Imagínate, amigo lector, esta situación: Trabajas para una empresa en la que has intentado mejorar las cosas, has protestado alguna vez por las condiciones laborales y después de un tiempo de sufrir acoso por parte de tu jefe intentando que te fueras de la empresa, te han despedido de forma fraudulenta, los compañeros de trabajo no te han defendido y has perdido el juicio contra la empresa, con lo cual te echan sin indemnización alguna.
Vas por la calle con todo eso que acabas de vivir dándote vueltas en la cabeza y el corazón. Te encuentras con un amigo. Os saludáis y te dice: “Fíjate, me ha contado un amigo, que tenía un compañero en la empresa, que había intentado mejorar las cosas y había hecho alguna protesta sobre las condiciones laborales y la empresa, después de hacerle acoso laboral le han despedido…” Y empieza a contarte tu propio caso sin saber que eres tú el que ha sufrido toda esa injusticia, que tú eres la víctima.
¿Cuál sería tu reacción en cuanto te das cuenta que se refiere a ti sin él saberlo? Me atrevo a asegurar que la más frecuente sería hacerle la pregunta que titula este artículo “¿A mí me lo vas a contar?” E inmediatamente le interrumpiríamos para contarle nuestra versión con todo lujo de detalles, con un tono de “espera que te lo voy a explicar yo, para que te enteres bien”.
¿Cuántos serían capaces de escuchar al amigo hasta el final? ¿Cuántos serían capaces de no interrumpirle?
En los días de Pascua se suele leer el encuentro de Jesús con los discípulos camino de Emaús (Lucas 24, 13-35) ¡Qué sorprendente es la actitud de Jesús con los discípulos! Los discípulos le preguntan si no sabe lo que ha pasado en Jerusalén los días atrás ¡¡¡al que lo ha padecido!!! Y el que lo ha padecido no les interrumpe ¡¡¡les escucha!!!
- ¡Tú eres el único forastero en Jerusalén que ignora lo que pasó en estos días!
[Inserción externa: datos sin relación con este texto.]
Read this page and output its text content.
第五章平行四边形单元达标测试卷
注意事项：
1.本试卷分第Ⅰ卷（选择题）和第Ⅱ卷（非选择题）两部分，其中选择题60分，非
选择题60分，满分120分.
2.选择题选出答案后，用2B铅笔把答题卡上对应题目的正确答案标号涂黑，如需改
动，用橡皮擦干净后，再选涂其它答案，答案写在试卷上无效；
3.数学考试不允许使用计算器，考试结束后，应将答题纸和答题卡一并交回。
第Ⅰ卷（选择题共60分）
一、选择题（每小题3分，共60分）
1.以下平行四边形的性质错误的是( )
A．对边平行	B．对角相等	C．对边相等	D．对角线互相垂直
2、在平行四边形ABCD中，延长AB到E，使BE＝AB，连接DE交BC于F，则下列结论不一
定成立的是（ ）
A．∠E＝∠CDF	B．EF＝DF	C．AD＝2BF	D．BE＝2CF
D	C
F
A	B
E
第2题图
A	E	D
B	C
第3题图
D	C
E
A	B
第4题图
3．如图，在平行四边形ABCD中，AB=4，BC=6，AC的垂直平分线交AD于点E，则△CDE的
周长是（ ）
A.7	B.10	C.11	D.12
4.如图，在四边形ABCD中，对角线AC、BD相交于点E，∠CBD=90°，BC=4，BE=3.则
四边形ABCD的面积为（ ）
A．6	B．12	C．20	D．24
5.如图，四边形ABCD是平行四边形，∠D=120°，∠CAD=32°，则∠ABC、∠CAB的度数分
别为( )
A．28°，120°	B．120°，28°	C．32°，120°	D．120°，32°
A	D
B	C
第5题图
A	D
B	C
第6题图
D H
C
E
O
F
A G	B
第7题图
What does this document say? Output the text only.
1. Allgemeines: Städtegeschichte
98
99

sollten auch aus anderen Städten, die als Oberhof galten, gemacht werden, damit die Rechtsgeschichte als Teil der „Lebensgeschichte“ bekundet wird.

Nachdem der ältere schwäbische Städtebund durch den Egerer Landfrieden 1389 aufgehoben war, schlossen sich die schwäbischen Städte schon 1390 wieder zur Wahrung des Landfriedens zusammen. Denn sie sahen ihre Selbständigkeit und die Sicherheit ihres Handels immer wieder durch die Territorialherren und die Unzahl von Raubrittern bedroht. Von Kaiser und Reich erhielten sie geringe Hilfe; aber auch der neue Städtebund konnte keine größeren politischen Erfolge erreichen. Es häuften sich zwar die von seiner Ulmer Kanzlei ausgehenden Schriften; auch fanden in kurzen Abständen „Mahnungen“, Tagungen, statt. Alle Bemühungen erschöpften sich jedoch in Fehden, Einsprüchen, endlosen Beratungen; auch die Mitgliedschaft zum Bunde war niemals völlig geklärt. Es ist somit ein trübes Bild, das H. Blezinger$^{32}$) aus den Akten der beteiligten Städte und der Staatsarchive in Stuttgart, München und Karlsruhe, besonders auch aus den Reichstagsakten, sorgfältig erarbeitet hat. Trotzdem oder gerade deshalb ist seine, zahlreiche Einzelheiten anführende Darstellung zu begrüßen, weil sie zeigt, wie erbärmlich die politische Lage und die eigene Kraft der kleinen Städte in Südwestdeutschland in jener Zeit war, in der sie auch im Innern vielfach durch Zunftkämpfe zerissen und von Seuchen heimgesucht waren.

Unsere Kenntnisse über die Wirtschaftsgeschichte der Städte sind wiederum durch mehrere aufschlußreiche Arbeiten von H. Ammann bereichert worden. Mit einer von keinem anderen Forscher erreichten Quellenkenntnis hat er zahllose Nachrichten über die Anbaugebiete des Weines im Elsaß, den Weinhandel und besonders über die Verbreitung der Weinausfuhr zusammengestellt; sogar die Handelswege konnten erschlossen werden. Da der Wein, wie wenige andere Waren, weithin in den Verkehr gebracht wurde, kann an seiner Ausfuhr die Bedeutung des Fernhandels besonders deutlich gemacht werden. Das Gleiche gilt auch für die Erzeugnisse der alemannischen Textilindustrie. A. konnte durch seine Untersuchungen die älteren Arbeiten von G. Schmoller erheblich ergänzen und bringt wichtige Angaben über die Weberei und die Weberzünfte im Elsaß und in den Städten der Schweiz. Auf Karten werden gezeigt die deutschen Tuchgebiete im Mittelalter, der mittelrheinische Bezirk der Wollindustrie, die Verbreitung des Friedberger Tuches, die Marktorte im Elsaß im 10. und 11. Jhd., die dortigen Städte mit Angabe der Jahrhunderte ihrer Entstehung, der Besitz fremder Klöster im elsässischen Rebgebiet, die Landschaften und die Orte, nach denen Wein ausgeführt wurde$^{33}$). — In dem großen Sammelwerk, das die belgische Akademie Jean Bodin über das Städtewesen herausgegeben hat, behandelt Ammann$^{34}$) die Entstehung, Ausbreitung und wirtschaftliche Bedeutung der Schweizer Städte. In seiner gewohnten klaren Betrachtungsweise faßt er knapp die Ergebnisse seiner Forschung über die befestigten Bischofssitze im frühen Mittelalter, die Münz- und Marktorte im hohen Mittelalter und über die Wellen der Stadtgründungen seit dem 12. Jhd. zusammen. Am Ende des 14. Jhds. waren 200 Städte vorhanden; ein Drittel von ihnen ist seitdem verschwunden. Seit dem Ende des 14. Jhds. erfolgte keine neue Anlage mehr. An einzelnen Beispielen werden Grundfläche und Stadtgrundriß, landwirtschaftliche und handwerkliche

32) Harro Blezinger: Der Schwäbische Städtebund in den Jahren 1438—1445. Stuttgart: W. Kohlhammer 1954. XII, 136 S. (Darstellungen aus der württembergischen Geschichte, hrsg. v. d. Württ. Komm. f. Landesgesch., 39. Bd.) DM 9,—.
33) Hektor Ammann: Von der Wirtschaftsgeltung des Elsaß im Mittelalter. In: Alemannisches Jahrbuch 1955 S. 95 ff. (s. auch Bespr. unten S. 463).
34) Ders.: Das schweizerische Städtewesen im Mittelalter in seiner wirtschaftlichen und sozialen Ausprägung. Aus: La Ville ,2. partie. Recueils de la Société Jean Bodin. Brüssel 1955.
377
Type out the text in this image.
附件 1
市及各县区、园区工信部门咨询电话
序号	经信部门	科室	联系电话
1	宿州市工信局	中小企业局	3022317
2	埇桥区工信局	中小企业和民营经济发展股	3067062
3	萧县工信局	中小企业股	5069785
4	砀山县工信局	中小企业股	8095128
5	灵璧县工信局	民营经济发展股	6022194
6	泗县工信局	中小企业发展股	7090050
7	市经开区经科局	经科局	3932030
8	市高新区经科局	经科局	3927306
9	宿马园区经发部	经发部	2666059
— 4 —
- ¿Qué cosa? – les preguntó.
Los discípulos le cuentan con todo lujo de detalles: “Lo referente a Jesús, el Nazareno, que fue un profeta poderoso (…) y cómo nuestros sumos sacerdotes y jefes lo entregaron para ser condenado a muerte y lo crucificaron. Nosotros esperábamos que fuera él quien librara a Israel. (…) ya van tres días que sucedieron estas cosas. Es verdad que algunas mujeres que están con nosotros (…) fueron de madrugada al sepulcro y al no hallar el cuerpo de Jesús, volvieron diciendo que se les había aparecido unos ángeles, asegurándoles que él está vivo. Algunos de los nuestros fueron al sepulcro y encontraron todo como las mujeres habían dicho. Pero a él no lo vieron”.
Cuando terminan de contarle Jesús les responde. Pero espera que terminen, les deja que le cuenten. Les escucha aun cuando sabe mucho más que ellos de eso que le están contando.
Si cualquiera de nosotros hubiéramos sido Jesús, los discípulos de Emaús no habrían pasado de la primera frase:
- Lo de Jesús, el Nazareno…
- ¿A mí me lo vas a contar? – hubiéramos dicho.
Sin embargo, Jesús les escucha. Y cuando una persona escucha a otra, permite que su corazón se vaya abriendo.
¿Cuántas veces los padres no dejamos terminar de hablar a nuestros hijos porque “de eso sabemos más que ellos”? ¿Cuántas veces alguien nos está contando algo y le interrumpimos porque “no tiene ni idea de cómo fueron las cosas”? ¿Cuántas veces el marido o la mujer interrumpen al otro porque “ya sé lo que me va a contar”? Cada vez que hacemos eso, contribuimos a que el corazón del otro se cierre un poco y nuestra alma se estreche. Escuchar es amar. Como dijo aquel cantante: Ama ¡y ensancha el alma!